Бодлер - страница 32
С каждым письмом сына растерянность Каролины лишь увеличивалась. Не приходило от него ни одного письма, где бы он не просил денег. Доведенная до отчаяния, она в конце концов согласилась с мужем и Альфонсом: в интересах самого Шарля надо учредить для него опекунский совет. По закону именно мать должна была подать в суд просьбу, после чего семейный совет лишь высказал бы свое мнение. Скрепя сердце она поручила своему адвокату, мэтру Легра, составить документ, который 31 июля 1844 года и был передан судьям. В нем перечислялись проступки господина Шарля Бодлера и безрассудные расходы, совершенные им после вступления в права наследования. В последнем пункте документа говорилось, что «в этих условиях, когда половина состояния ее сына оказалась растрачена, привычки расходовать все больше и больше укореняются при упорном нежелании заняться полезной деятельностью, заявительница [г-жа Опик] полагает, что в ближайшее время избежать новых растрат и полного разорения ее упомянутого сына, можно лишь прибегнув к помощи правосудия путем назначения опекунского совета, без разрешения которого отныне он не сможет предпринять никаких действий, вовлекающих в расход его имущество».

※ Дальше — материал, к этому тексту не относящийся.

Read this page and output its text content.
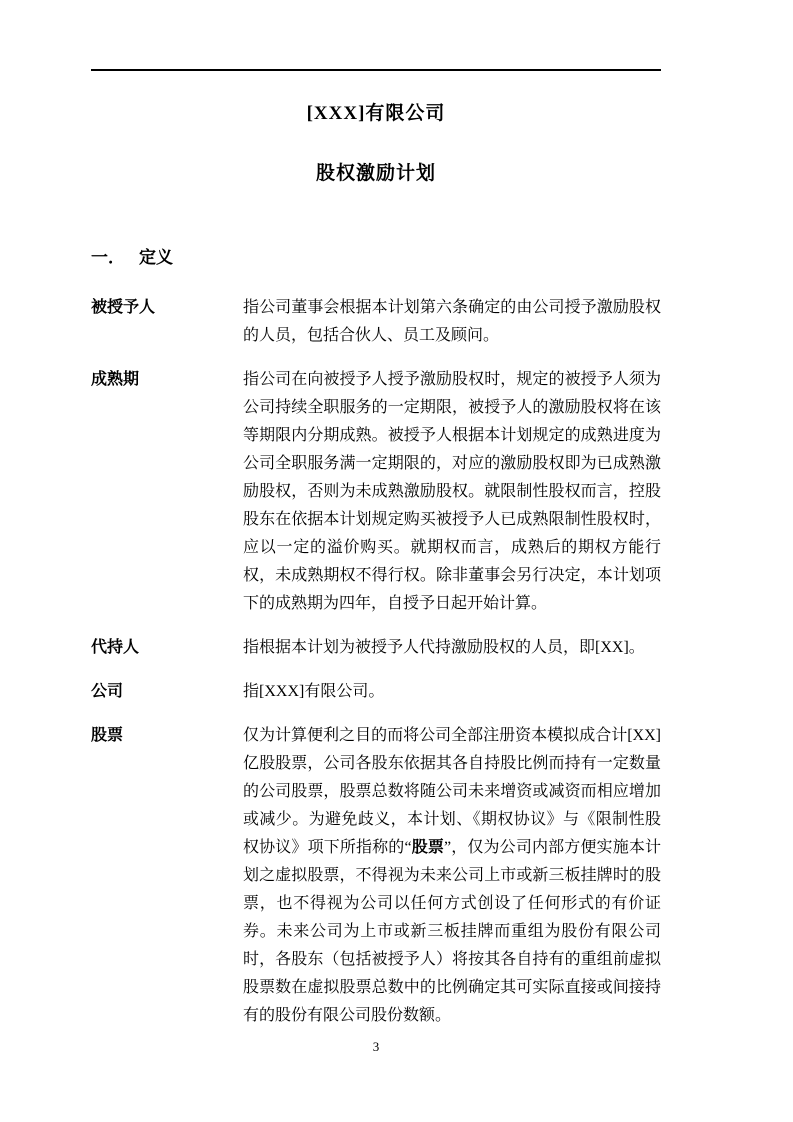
[XXX]有限公司
股权激励计划
一． 定义
被授予人	指公司董事会根据本计划第六条确定的由公司授予激励股权的人员，包括合伙人、员工及顾问。
成熟期	指公司在向被授予人授予激励股权时，规定的被授予人须为公司持续全职服务的一定期限，被授予人的激励股权将在该等期限内分期成熟。被授予人根据本计划规定的成熟进度为公司全职服务满一定期限的，对应的激励股权即为已成熟激励股权，否则为未成熟激励股权。就限制性股权而言，控股股东在依据本计划规定购买被授予人已成熟限制性股权时，应以一定的溢价购买。就期权而言，成熟后的期权方能行权，未成熟期权不得行权。除非董事会另行决定，本计划项下的成熟期为四年，自授予日起开始计算。
代持人	指根据本计划为被授予人代持激励股权的人员，即[XX]。
公司	指[XXX]有限公司。
股票	仅为计算便利之目的而将公司全部注册资本模拟成合计[XX]亿股股票，公司各股东依据其各自持股比例而持有一定数量的公司股票，股票总数将随公司未来增资或减资而相应增加或减少。为避免歧义，本计划、《期权协议》与《限制性股权协议》项下所指称的“股票”，仅为公司内部方便实施本计划之虚拟股票，不得视为未来公司上市或新三板挂牌时的股票，也不得视为公司以任何方式创设了任何形式的有价证券。未来公司为上市或新三板挂牌而重组为股份有限公司时，各股东（包括被授予人）将按其各自持有的重组前虚拟股票数在虚拟股票总数中的比例确定其可实际直接或间接持有的股份有限公司股份数额。
3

Судебная процедура началась незамедлительно, и 10 августа 1844 года суд в первой инстанции пришел к выводу, что необходимо созвать семейный совет. 24 августа совет единогласно поддержал просьбу г-жи Опик: ее сына упрекали в неоправданных тратах. После обсуждения чиновник предложил заинтересованному лицу явиться 27 августа во Дворец правосудия, дабы выступить в свою защиту. Бодлер отказался туда идти.
Конечно, его неоднократно предупреждали, что, безрассудно транжиря деньги, он добьется, в конце концов, назначения опекунского совета. Но он не верил, что мать окажется настолько жестокой и приведет эту угрозу в действие. После визита судебного пристава Шарль несколько дней не мог прийти в себя. Это было для него словно удар дубиной по голове. Затем, в порыве отчаяния от обиды и стыда, он написал Каролине «по секрету»: «Чтобы я проглотил пилюлю, вы постоянно повторяете, что происшедшее — совершенно естественный шаг и не несет в себе ничего позорного. Это возможно, и я в это верю. Но, по правде говоря, какое мне дело, что это действительно так для большинства людей, если для меня это нечто совершенно иное. Ты мне сказала, что рассматриваешь мои гнев и огорчение как вещи преходящие, ты думаешь, что причиняешь мне детское „бо-бо“ лишь для моего же блага. Но пойми же простую вещь, которую ты, по-видимому, до сих пор не принимаешь во внимание: к моему несчастью, я действительно устроен не так, как все. То, что ты рассматриваешь как необходимость и временную боль, я не могу, не могу вынести. Это очень просто объяснить. Когда мы одни, ты можешь относиться ко мне как хочешь, но я решительно отвергаю всякое покушение на мою свободу. Разве не жестоко подвергать меня судилищу нескольких человек, которые меня не знают и для которых это — скучная обязанность? Между нами говоря, кто может похвастать, будто знает меня, знает, куда я хочу пойти, что хочу делать и каков запас моего терпения? Я искренне верю, что ты делаешь большую ошибку. Говорю я это тебе с холодом в душе, потому что вижу, что ты осуждаешь меня, и уверен, что слушать меня ты не будешь, но ты должна знать — ты сознательно и по собственной воле причиняешь мне огромное горе, не представляя всей его тяжести».
Дальше он выражал сожаление, что этот шаг, столь оскорбительный для него, был сделан именно в тот момент, когда он вот-вот должен закончить первую свою работу, которая, как он надеялся, принесет ему всеобщее признание и деньги: «Именно этот момент ты и выбрала, чтобы переломать мне руки и ноги». Он снова и снова взывал к величию души своей матери, уверяющей, будто понимает его и, не задумываясь, унижающей сына перед всеми: «Ты говоришь, что тобой руководили забота и постоянная тревога. Ты хочешь сохранить для меня то, что у меня есть, причем вопреки мне. Но я никогда и не собирался растратить все сразу. Я готов предоставить тебе все средства ограничивать меня. За исключением одного, но именно это средство ты и выбрала […] Ты выбрала способ, наиболее противный моей натуре: посторонние люди, судьи, нотариусы — к чему все это? […] Я убедительно повторяю тебе мои просьбы. Я уверен, что ты ошибаешься, но в конце концов — если я плохо тебе объяснил, насколько было бы приятнее и разумнее договориться обо всем полюбовно — делай что хочешь, и будь что будет».